Using a check cord and the “Whoa” command teaches the dog to stop and point. A gentle push on the dog’s backside when it is locked up initiates the flush when commanded.

Repeat, repeat, repeat

Repetition is key until the pup has this down since a dog that busts every bird or covey it finds before the hunter is in position is basically useless and will have a very short career. As the dog progresses, hand signals are taught so the dog moves as directed where birds may be present.

We’ve all seen paintings or pictures of a dog locked on point while its partners “honor” or “back” it.

“That’s one of the toughest things to teach, but absolutely necessary,” Roy said.

Hunting a young dog with veteran dogs accomplishes this and a check cord or e-collar assist in the dog learning the lesson. Teaching quartering with whistle, voice, and hand signals teaches the dog to “zigzag” out front to help its nose to wind birds.

To finish the dog out, it needs to be hunted to gain experience. Since dogs may hunt heavy cover or range over open ground. GPS collars are popular and have tone options to differentiate between when the dog is moving or stationary, likely indicating it’s on birds. Knowing the dog’s location keeps the dog away from hazards and off property not to be hunted.

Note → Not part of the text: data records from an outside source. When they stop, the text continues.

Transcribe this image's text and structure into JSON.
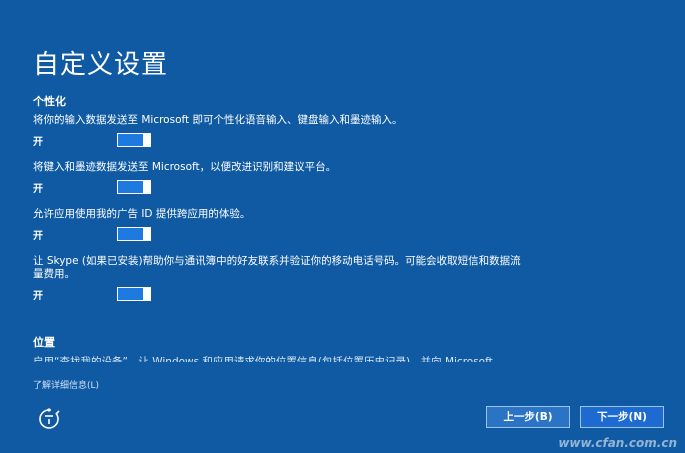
{
  "page": {
    "title": "自定义设置"
  },
  "personalization": {
    "header": "个性化",
    "settings": [
      {
        "description": "将你的输入数据发送至 Microsoft 即可个性化语音输入、键盘输入和墨迹输入。",
        "state": "开",
        "on": true
      },
      {
        "description": "将键入和墨迹数据发送至 Microsoft，以便改进识别和建议平台。",
        "state": "开",
        "on": true
      },
      {
        "description": "允许应用使用我的广告 ID 提供跨应用的体验。",
        "state": "开",
        "on": true
      },
      {
        "description": "让 Skype (如果已安装)帮助你与通讯簿中的好友联系并验证你的移动电话号码。可能会收取短信和数据流量费用。",
        "state": "开",
        "on": true
      }
    ]
  },
  "location": {
    "header": "位置",
    "partial_text": "启用“查找我的设备”，让 Windows 和应用请求你的位置信息(包括位置历史记录)，并向 Microsoft"
  },
  "footer": {
    "learn_more": "了解详细信息(L)",
    "back_button": "上一步(B)",
    "next_button": "下一步(N)",
    "ease_of_access_icon": "ease-of-access-icon"
  },
  "watermark": {
    "text": "www.cfan.com.cn"
  },
  "colors": {
    "background": "#0f5aa3",
    "toggle_on": "#1f7adf",
    "text": "#ffffff"
  }
}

With the focus being finding, pointing, flushing and honoring, training a dog to that level is a very impressive feat. Availability of live birds, access to grounds with proper cover, as well as sometimes being limited to hunting seasons is really a testament to the dedication of Mr. Lindsey, Mr. Roy and others who take on the task. I plan to train my Lab on upland to provide more time and fun in the field for us both!